Now you can’t walk one block without seeing a restaurant or shop with his name on it. There are even bronze ‘C’s on the sidewalk to walk in his footsteps. Cézanne is big business for Aix now.

I must admit, I didn’t fully appreciate Cézanne’s work until I had to copy his still-life paintings in college. I then began to understand the varied perspectives in his work and the humble beginnings of cubist thought. Think of it. If Georges Braque had not studied Cézanne’s paintings while sharing a studio with Picasso, Cubism may have had quite a delayed start. I personally like the fact Cézanne isolated himself in Provence and painted what he wanted to, not pandering to the desires of critics and the fickle public.

Cézanne built his studio on the Chemin des Lauves in 1902. When he died in 1906, his son inherited the building and subsequently sold it to Marcel Provence.
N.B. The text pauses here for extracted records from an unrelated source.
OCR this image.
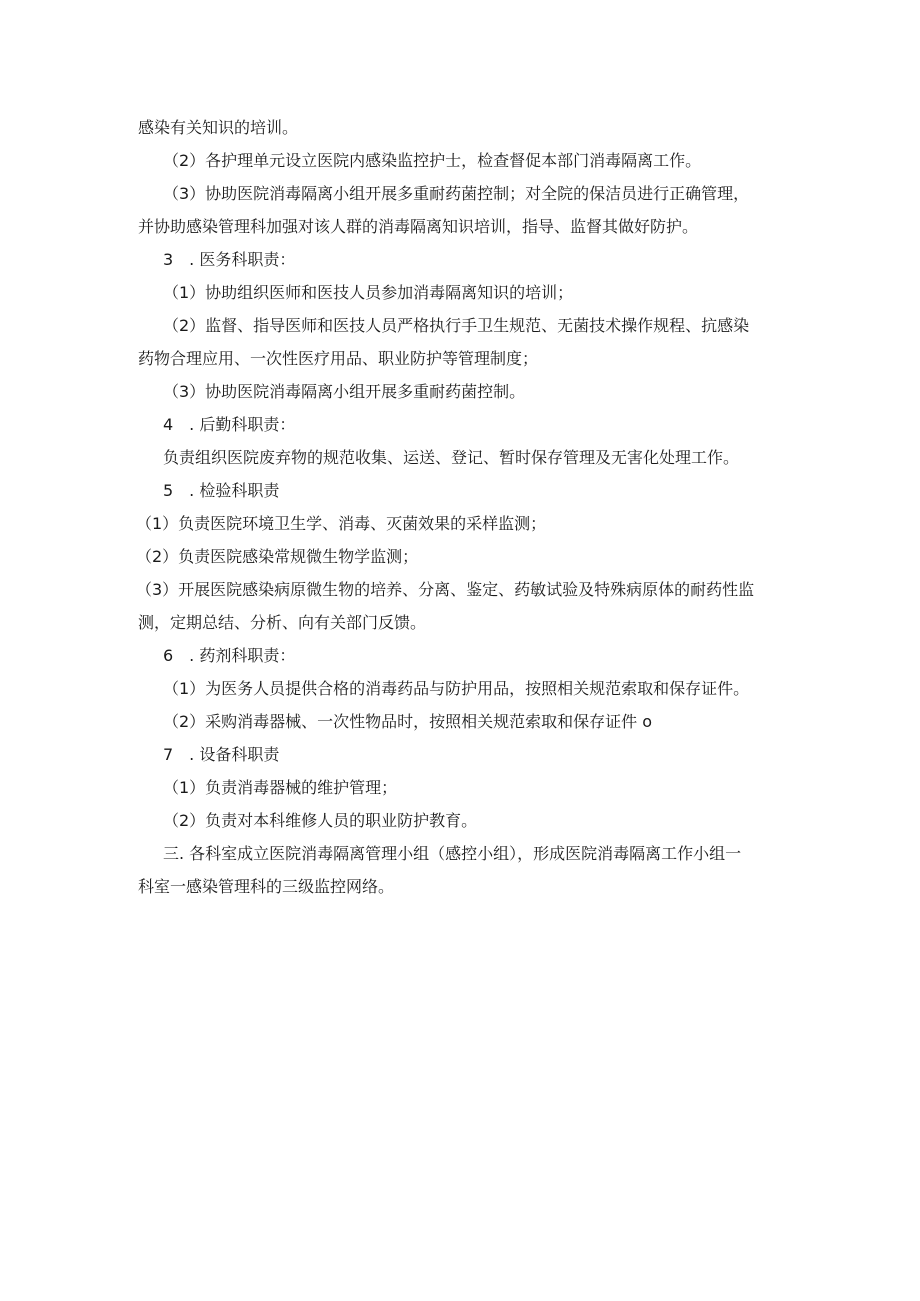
感染有关知识的培训。
（2）各护理单元设立医院内感染监控护士，检查督促本部门消毒隔离工作。
（3）协助医院消毒隔离小组开展多重耐药菌控制；对全院的保洁员进行正确管理，
并协助感染管理科加强对该人群的消毒隔离知识培训，指导、监督其做好防护。
3　. 医务科职责：
（1）协助组织医师和医技人员参加消毒隔离知识的培训；
（2）监督、指导医师和医技人员严格执行手卫生规范、无菌技术操作规程、抗感染
药物合理应用、一次性医疗用品、职业防护等管理制度；
（3）协助医院消毒隔离小组开展多重耐药菌控制。
4　. 后勤科职责：
负责组织医院废弃物的规范收集、运送、登记、暂时保存管理及无害化处理工作。
5　. 检验科职责
（1）负责医院环境卫生学、消毒、灭菌效果的采样监测；
（2）负责医院感染常规微生物学监测；
（3）开展医院感染病原微生物的培养、分离、鉴定、药敏试验及特殊病原体的耐药性监
测，定期总结、分析、向有关部门反馈。
6　. 药剂科职责：
（1）为医务人员提供合格的消毒药品与防护用品，按照相关规范索取和保存证件。
（2）采购消毒器械、一次性物品时，按照相关规范索取和保存证件 o
7　. 设备科职责
（1）负责消毒器械的维护管理；
（2）负责对本科维修人员的职业防护教育。
三. 各科室成立医院消毒隔离管理小组（感控小组），形成医院消毒隔离工作小组一
科室一感染管理科的三级监控网络。
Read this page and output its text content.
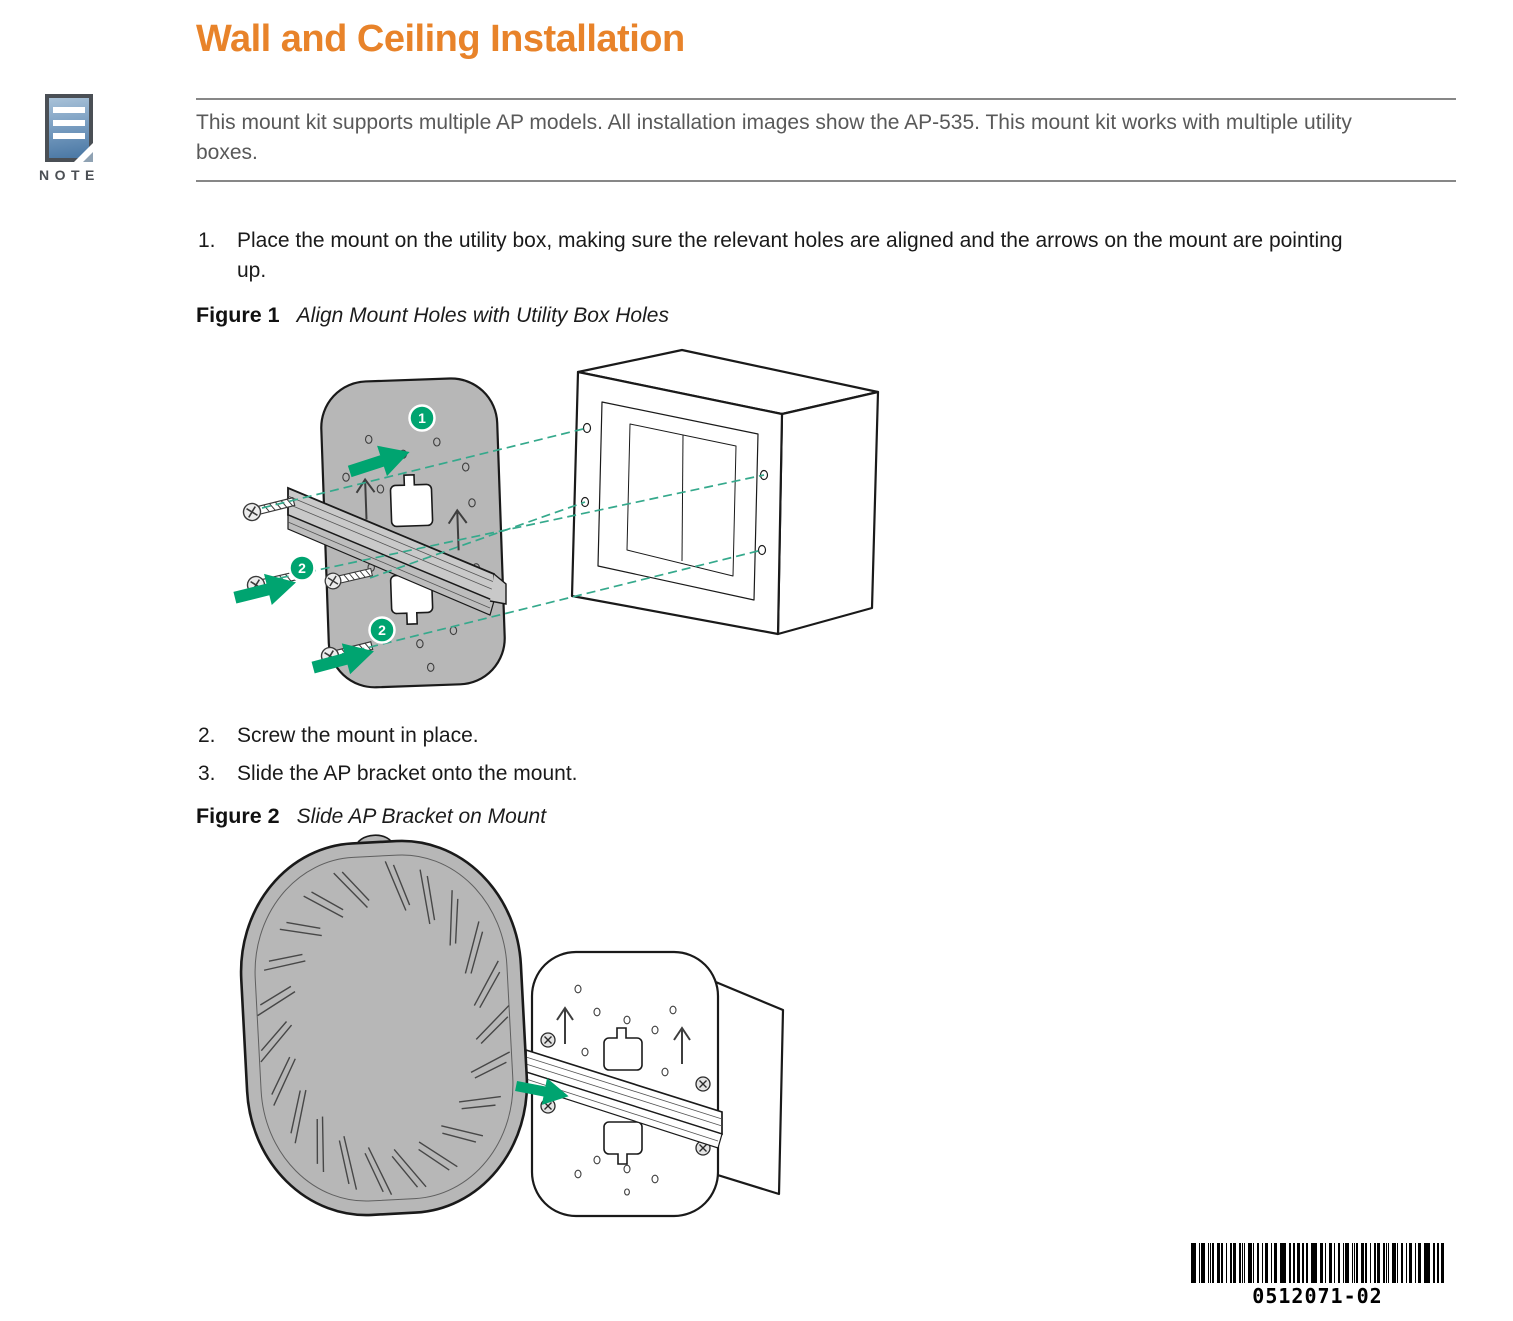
Wall and Ceiling Installation
NOTE

This mount kit supports multiple AP models. All installation images show the AP-535. This mount kit works with multiple utility boxes.

1. Place the mount on the utility box, making sure the relevant holes are aligned and the arrows on the mount are pointing up.

Figure 1 Align Mount Holes with Utility Box Holes

1
2
2
2. Screw the mount in place.
3. Slide the AP bracket onto the mount.

Figure 2 Slide AP Bracket on Mount

0512071-02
Provence wanted to preserve Cézanne’s heritage and when he died in 1951, the studio was going to be razed by developers. Two Americans, James Lord and John Rewald created the “Cézanne Memorial Committee” and 114 American donors contributed a total of 7,500,000 francs to save the studio. I don’t understand why the French government didn’t intervene. In fact, there are only two Cézanne paintings in all of Aix, at the Musée Granet.

Before my husband and I climbed the stairs to the dusty but well-preserved studio we were told photographs were strictly forbidden. Why? I have no idea save for the fact the city of Aix (which nows owns the studio) wants to make a profit on the poor quality studio postcards in the gift shop. The studio is large with two huge picture windows and Cézanne’s objets d’art that he used for his many still-lifes are strewn around the room. One of the enormous windows used to have an unobstructed view of Mont Sainte Victoire but tall gnarly trees now surround the studio. The room is very carefully arranged to make you think Cézanne has left to paint plein-air and will return at any time. Eerie but effective.

Before I left the room I detected his painting smocks in a small corner. Yes, the Master’s clothing replete with thick splotches of oil paint. I then did what any entitled American would do when they feel their countrymen saved a foreign national treasure. I shut the volume off of my iPhone, opened up the Sneaky Pix app and furtively snapped a couple of photographs. Sneaky Pix makes it look like you are talking on the phone with a fake call screen but it snaps photos while you are pretending to talk on the phone.

After purchasing some over-priced souvenirs in the gift shop, we walked around the lush grounds. I thought how fortunate it was that two Americans took the initiative to save this piece of art history. Hopefully, he wouldn’t have minded my sneaky photos.